Доктор встал, поклонился и направился к выходу. Дверь тотчас заклацала, отпираясь, и долго клацала, кто-то терзал замок неумелой рукой. Когда доктор вышел, возле камеры не было ни гвардейцев, ни Аксёля – они топтались в самом конце коридора. Зато доктора Ван Геделе поджидал душистый и весёленький папа нуар, господин Ушаков.
– Хитрююга, – пропел он весело, – и добряк ты, Геделе. За то и люблю.
И нежно потрепал доктора по щеке, щекоча ароматными длинными кружевами.
Полицейский дознаватель Ливен, обладатель ёмкого прозвища «Пять тузов», играл в карты с гвардейцами в дворцовой караулке. Игра экарте, прежде забава высшего двора, добралась и до простых людей, и Ливен, про себя веселясь, наблюдал за попытками служивых перенять придворный лицемерный спектакль, тончайшее переплетение блефа и риска. Увы, ребята не вывозили… Они матерились и выдавали себя, бездарные притворы. И Ливен читал их, как строки книг, попутно считывая и другие пароли. Ведь он пришел сюда ещё и шпионить.

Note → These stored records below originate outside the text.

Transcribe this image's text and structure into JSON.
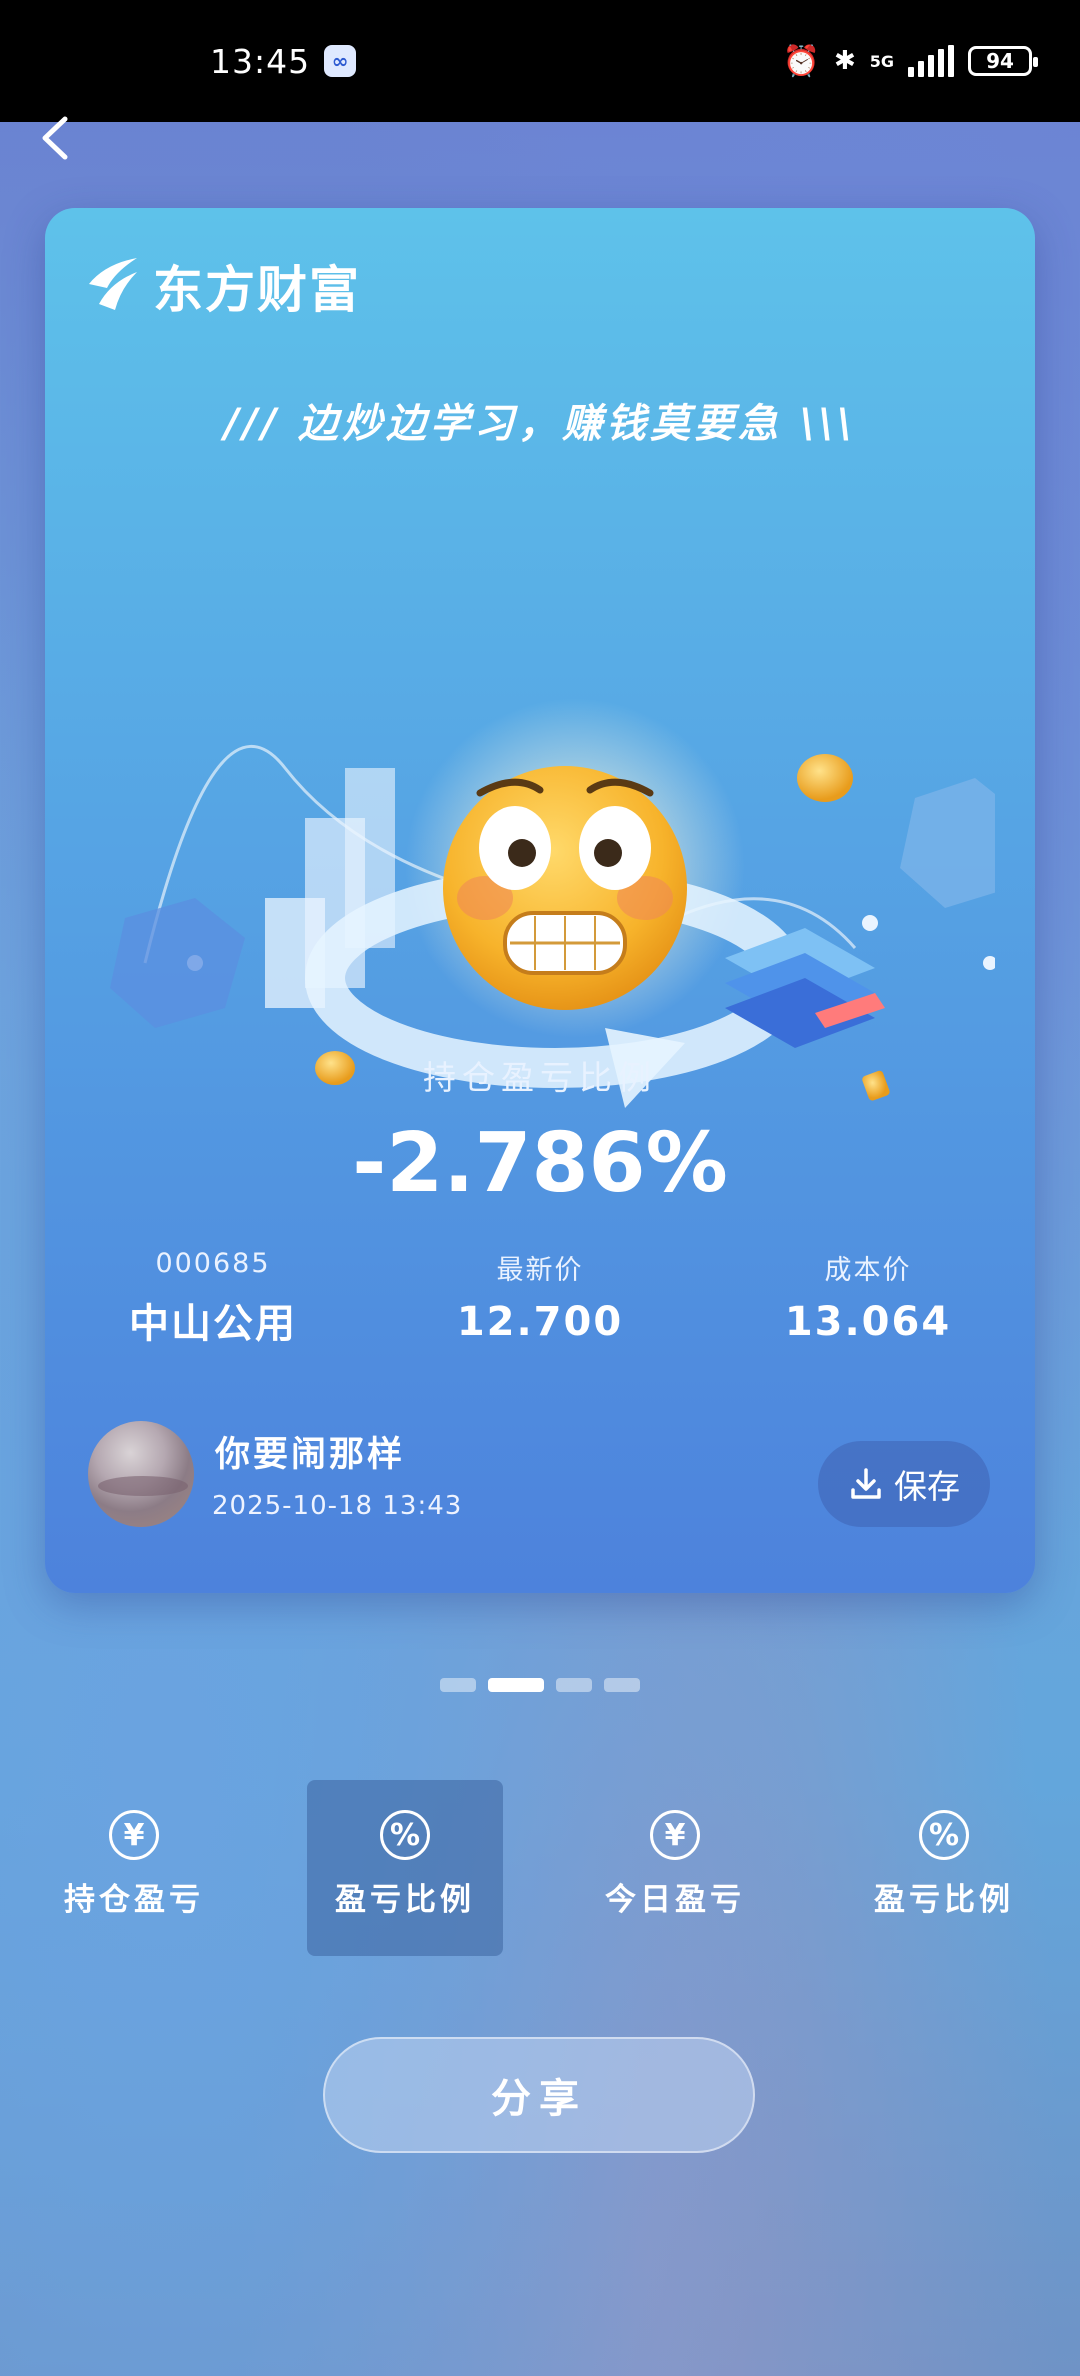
{
  "status_bar": {
    "time": "13:45",
    "battery": "94",
    "network": "5G"
  },
  "card": {
    "brand_name": "东方财富",
    "slogan": "/// 边炒边学习，赚钱莫要急 \\\\\\",
    "ratio_label": "持仓盈亏比例",
    "ratio_value": "-2.786%",
    "stock": {
      "code": "000685",
      "name": "中山公用"
    },
    "latest_price": {
      "label": "最新价",
      "value": "12.700"
    },
    "cost_price": {
      "label": "成本价",
      "value": "13.064"
    },
    "user": {
      "name": "你要闹那样",
      "datetime": "2025-10-18  13:43"
    },
    "save_label": "保存"
  },
  "pager": {
    "count": 4,
    "active": 1
  },
  "tabs": [
    {
      "label": "持仓盈亏",
      "icon": "¥",
      "icon_name": "yen-icon"
    },
    {
      "label": "盈亏比例",
      "icon": "%",
      "icon_name": "percent-icon"
    },
    {
      "label": "今日盈亏",
      "icon": "¥",
      "icon_name": "yen-icon"
    },
    {
      "label": "盈亏比例",
      "icon": "%",
      "icon_name": "percent-icon"
    }
  ],
  "selected_tab": 1,
  "share_label": "分享"
}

В последний месяц, после ареста мятежного министра, в городе занялось подозрительное трепетание умов. И сквознячок веял именно из этих вот дворцовых караулок. Дознаватель Ливен, флегматичный, добряк, дружный со всеми, напросился к офицерам на полуночное экарте, чтоб приглядеться к мятежникам и потом уже сделать и собственные ставки. Он ещё не решил, за кого сам пожелает играть.
– Братцы, братцы, айда наверх! – в караулку влетел запыхавшийся поручик с ночного поста, весь как взведённый курок. – В тронном зале царица ходит, и не по полу, по-над…
– И? – Ливен первый поднял голову от карт. – Не спится матушке, гуляют.
– Матушка почивают, у спальни час как караул менялся, – глубоко дыша, пояснил поручик. – То другая матушка, не наша, не та.
– Полундра, – почти прошептал Ливен матросское словечко, подкрутил ус и встал от стола, сложив карты в карман. – Что ж, стоит и взглянуть.
Ему не полагалось не то, чтоб глядеть, даже ходить дальше караулки. Но наглость, как говорится, второе счастье. Если человек уверенно встаёт, и идёт навстречу опасности первым, кто его остановит?
Возле входа в тронный зал толпились уже юнкеры ночной смены, два офицерика и даже одна бессонная карлица.
«Разнесут, – мрачно подумал Ливен, – поутру по всей столице, как оспу».
Он не пошёл к двери парадной, отыскал глазами дверку для слуг, и скользнул туда, чтобы сразу и за шпалеру.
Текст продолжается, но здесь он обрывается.